County detention officers began participating in the federal 287-G program three months ago.The program trains local officers to use federal data to determine the immigration status of people charged with crimes and to begin the deportation process for those found to be in the U.S. illegally.

Harrison and other sheriffs had expressed frustration at not knowing whether someone charged with a crime was in the country illegally because they didn't have access to federal immigration databases.

The uncertainty has led to several instances of an illegal immigrant being released from jail on one charge and subsequently being arrested in a second crime.

Hispanic advocacy groups have complained that the 287-G program is too far-reaching and aggressive toward immigrants.

"The fact that we have 15 to 20 percent in the jail raises a lot of questions for us," said Irene Godinez, advocacy director for El Pueblo. "How is (it) that such a significant portion of our population is being taken into the jails?"

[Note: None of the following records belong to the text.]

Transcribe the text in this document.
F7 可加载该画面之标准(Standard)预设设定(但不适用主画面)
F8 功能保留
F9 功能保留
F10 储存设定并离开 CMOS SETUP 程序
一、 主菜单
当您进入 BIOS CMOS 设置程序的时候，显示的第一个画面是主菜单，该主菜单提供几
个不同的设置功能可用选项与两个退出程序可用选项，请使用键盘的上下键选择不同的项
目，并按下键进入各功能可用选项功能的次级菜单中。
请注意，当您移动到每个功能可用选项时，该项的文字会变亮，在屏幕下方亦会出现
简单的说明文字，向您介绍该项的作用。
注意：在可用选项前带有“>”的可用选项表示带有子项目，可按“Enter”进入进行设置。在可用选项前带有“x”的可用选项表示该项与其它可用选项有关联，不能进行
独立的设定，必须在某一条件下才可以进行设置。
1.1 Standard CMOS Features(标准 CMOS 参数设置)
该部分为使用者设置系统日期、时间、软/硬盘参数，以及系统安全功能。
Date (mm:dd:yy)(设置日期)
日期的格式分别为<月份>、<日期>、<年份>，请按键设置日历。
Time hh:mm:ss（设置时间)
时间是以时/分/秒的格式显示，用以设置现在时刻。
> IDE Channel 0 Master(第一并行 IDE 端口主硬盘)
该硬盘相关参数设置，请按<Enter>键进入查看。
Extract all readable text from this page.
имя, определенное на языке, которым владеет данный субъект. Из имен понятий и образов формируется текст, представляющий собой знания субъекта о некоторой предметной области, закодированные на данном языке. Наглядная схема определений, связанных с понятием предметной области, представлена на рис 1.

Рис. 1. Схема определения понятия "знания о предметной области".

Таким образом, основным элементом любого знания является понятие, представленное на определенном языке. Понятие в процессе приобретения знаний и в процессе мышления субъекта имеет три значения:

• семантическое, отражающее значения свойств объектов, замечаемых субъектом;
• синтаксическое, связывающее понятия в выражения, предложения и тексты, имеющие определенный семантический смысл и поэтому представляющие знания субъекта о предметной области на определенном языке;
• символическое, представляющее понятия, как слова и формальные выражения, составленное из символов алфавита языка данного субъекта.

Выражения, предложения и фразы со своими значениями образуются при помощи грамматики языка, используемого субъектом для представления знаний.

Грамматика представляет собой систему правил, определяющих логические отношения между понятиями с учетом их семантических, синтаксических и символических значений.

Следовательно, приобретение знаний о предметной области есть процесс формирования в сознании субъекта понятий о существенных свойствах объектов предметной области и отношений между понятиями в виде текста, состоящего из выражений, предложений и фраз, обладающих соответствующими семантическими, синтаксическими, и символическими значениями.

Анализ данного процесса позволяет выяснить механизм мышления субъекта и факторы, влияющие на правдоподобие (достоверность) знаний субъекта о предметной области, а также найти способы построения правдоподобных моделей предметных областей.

Records obtained by WRAL News show 97 of the identified illegal immigrants were arrested on traffic violations. Another 106 were charged with drunken driving.

"Anybody that doesn't look like us – who isn't brown – could get off with a ticket," Godinez said. "If you're brown, you're taken in and eventually deported."

Harrison rejected claims his officers were profiling Hispanics.

"A lot of them are wanted – been here several times and been deported. Why should I turn my head on that kind of stuff," he said. "They can be critical all they want to, but if these people weren't violating the law, we wouldn't even see them."

Twelve detention officers help carry out the 287-G program in Wake County at an annual cost of about $540,000, as well as $90,000 in start-up costs.

Nearly half of the inmates identified as illegal immigrants have been transferred to federal detention centers.